だが、レオンはいつも通りの物静かなトーンで眼鏡の位置を直した。
「ルバート次長。言葉での弁明はいたしません。結果でお示しします」
そこからの臨検は、緊迫した戦いとなった。
ギルド内に設備された稽古場の中央に、新しいドット柄のセーラーベストを着たクロが座る。
ルバート次長が冷酷な声で命じた。
「『ステイ』をさせろ」その状態で、極上の生肉を目の前に置く
バサリ、と血のしたたる肉がクロの鼻先に落とされる。クロの喉が鳴る。
だが、レオンが「ステイ」と一言告げると、クロはピタリと動きを止めた。
雰囲気を読んでか、尻尾すら動かさない。
「ふん。では、背後から攻撃魔術の空撃ちによる威嚇を行う。やれ」
背後から、凄まじい爆音と魔力の光が炸裂した。
並の魔獣なら狂乱して暴れ出すレベルの衝撃。
しかし、クロは耳をピクリと動かしただけで、一ミリも、その場から動かなかった。
完璧なしつけ、圧倒的な信頼関係。
ルバート次長の額に、わずかに汗が滲む。
そこへ、話をその情報網で聞きつけたガストンが面白い物を見つけた時の笑みを浮かべて入ってきた。
「ルバート次長。レオン殿の技術は、我が商会の流通を劇的に改善させております。積載効率の向上により、今期の中部からの税収は最低でも『2割』増は硬い。さらに暴走事故もこのまま行くとほぼなくなる見込みですぞ。
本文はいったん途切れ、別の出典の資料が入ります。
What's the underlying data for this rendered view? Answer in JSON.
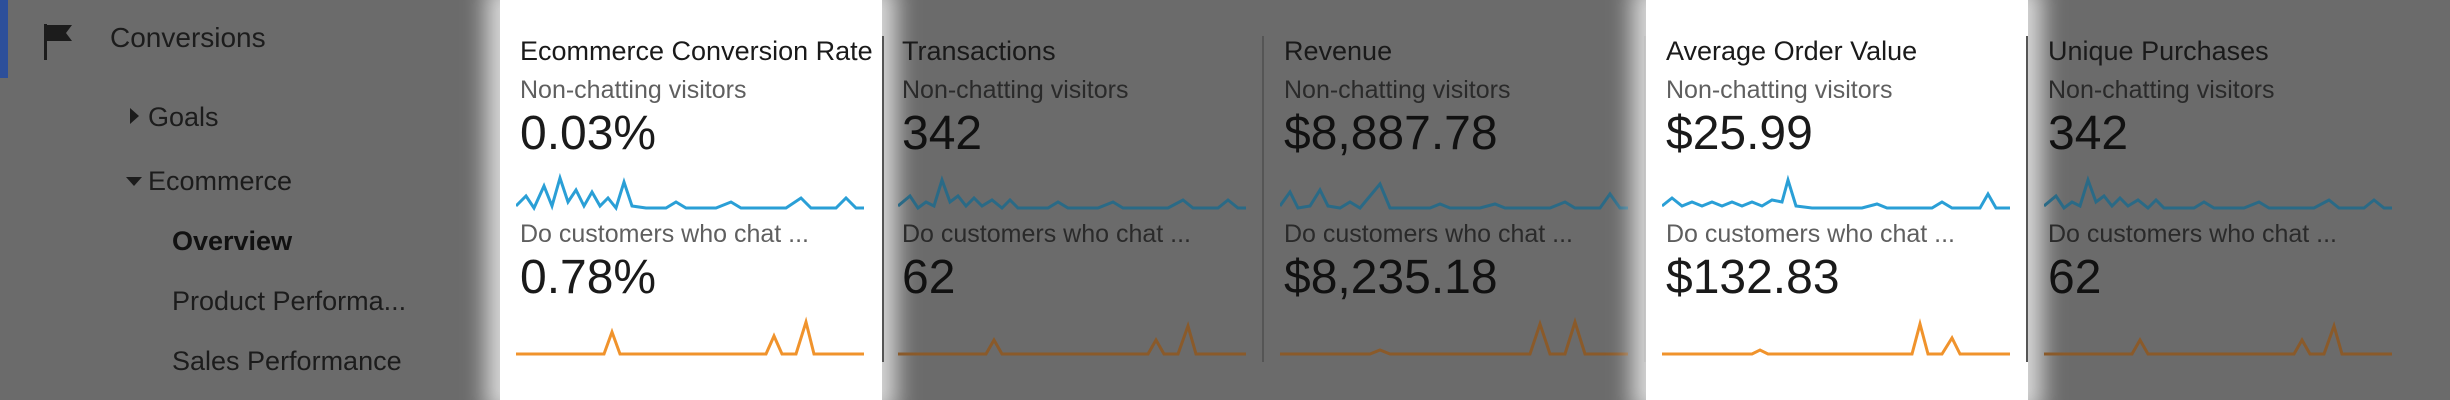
{
  "sidebar": {
    "flag_icon": "flag-icon",
    "conversions": "Conversions",
    "goals": "Goals",
    "ecommerce": "Ecommerce",
    "overview": "Overview",
    "product_performance": "Product Performa...",
    "sales_performance": "Sales Performance",
    "active_color": "#2d4f9a"
  },
  "segments": {
    "seg1": "Non-chatting visitors",
    "seg2": "Do customers who chat ..."
  },
  "colors": {
    "series1": "#2a9fd6",
    "series2": "#f0932c",
    "highlight": "#ffffff",
    "dim": "#6b6b6b"
  },
  "metrics": [
    {
      "title": "Ecommerce Conversion Rate",
      "value1": "0.03%",
      "value2": "0.78%",
      "highlighted": true
    },
    {
      "title": "Transactions",
      "value1": "342",
      "value2": "62",
      "highlighted": false
    },
    {
      "title": "Revenue",
      "value1": "$8,887.78",
      "value2": "$8,235.18",
      "highlighted": false
    },
    {
      "title": "Average Order Value",
      "value1": "$25.99",
      "value2": "$132.83",
      "highlighted": true
    },
    {
      "title": "Unique Purchases",
      "value1": "342",
      "value2": "62",
      "highlighted": false
    }
  ]
}
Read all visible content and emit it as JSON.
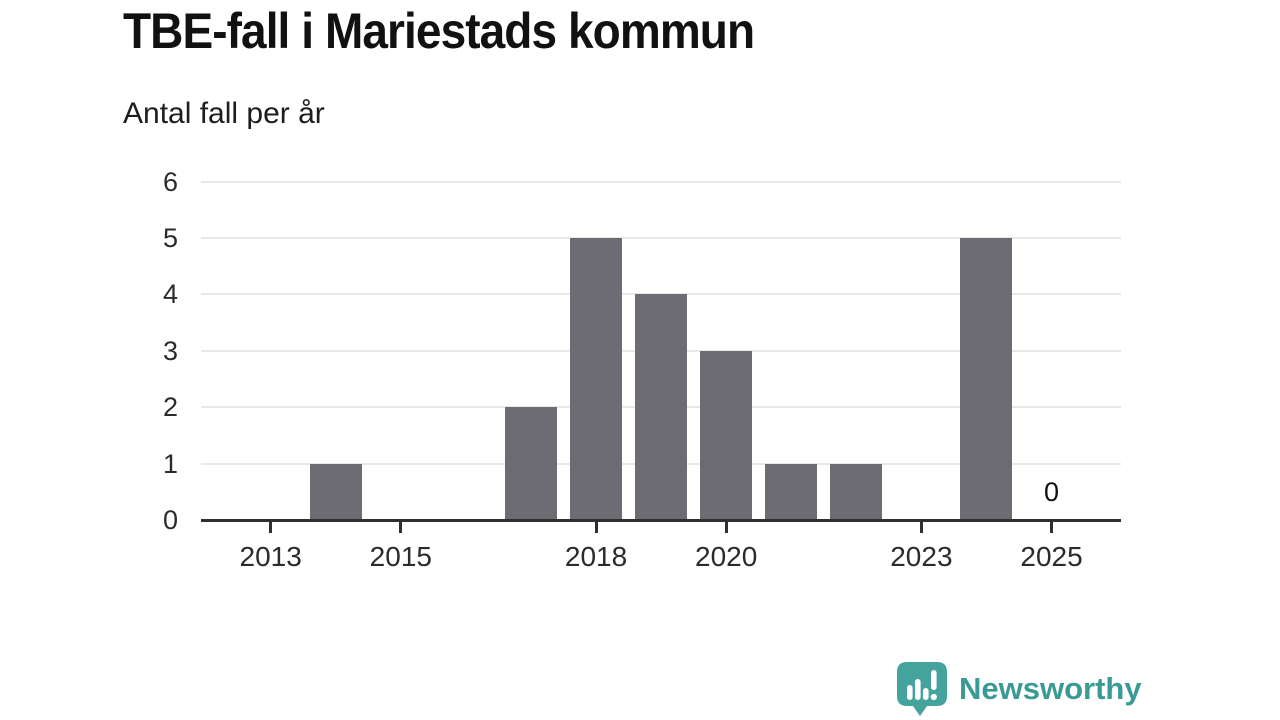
{
  "header": {
    "title": "TBE-fall i Mariestads kommun",
    "subtitle": "Antal fall per år"
  },
  "chart_data": {
    "type": "bar",
    "title": "TBE-fall i Mariestads kommun",
    "subtitle": "Antal fall per år",
    "categories": [
      "2013",
      "2014",
      "2015",
      "2016",
      "2017",
      "2018",
      "2019",
      "2020",
      "2021",
      "2022",
      "2023",
      "2024",
      "2025"
    ],
    "values": [
      0,
      1,
      0,
      0,
      2,
      5,
      4,
      3,
      1,
      1,
      0,
      5,
      0
    ],
    "xlabel": "",
    "ylabel": "Antal fall per år",
    "ylim": [
      0,
      6
    ],
    "yticks": [
      0,
      1,
      2,
      3,
      4,
      5,
      6
    ],
    "xtick_labels": [
      "2013",
      "2015",
      "2018",
      "2020",
      "2023",
      "2025"
    ],
    "grid": true,
    "legend": "none",
    "bar_color": "#6d6c72",
    "axis_color": "#2f2f2f",
    "gridline_color": "#e8e8e8",
    "annotations": [
      {
        "category": "2025",
        "text": "0"
      }
    ]
  },
  "footer": {
    "brand": "Newsworthy",
    "brand_color": "#3a9a94",
    "icon_color": "#45a39d",
    "icon_name": "bar-chart-speech-bubble-icon"
  }
}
これを潰すのは、国家にとって大いなる損失かとわしは考えますが?」
「ぐ……」
さらに、シルヴィアがルバート次長の前に進み出た。
その目は、かつてないほど強い光を宿している。
「ルバート次長! 私は三週間、彼らを24時間監視し続けました! これは洗脳でも嘘でもありません! 私たちが信じてきた魔力絶対主義こそが、魔獣のストレスを無視した歪んだシステムだったのです! レオンさんの『動物行動心理学』こそが、今後の国家物流の繁栄に不可欠です!」
ルバート次長は、仕事に関して極めて優秀だった部下のシルヴィアが、ここまで必死に、どこか盲目的なまでにレオンを擁護する姿を見て、深い溜息をついた。
(シルヴィアめ……自分でも気づいていないな。この男と魔導犬に、完全に惚れ込んでおる。これほど視野が狭くなるまで魅了されるとはな……)
だが、ルバート次長はまだ首を縦に振らなかった。
「……しつけの優秀さは認める。だが、不測の事態、本当のパニックが起きた時、ドミネイトなしで制御できるという証明にはならん」
ルバートが求めた「本当のパニックにおける安全性」。その過酷な証明の機会は、最悪の形で突如として訪れることとなる。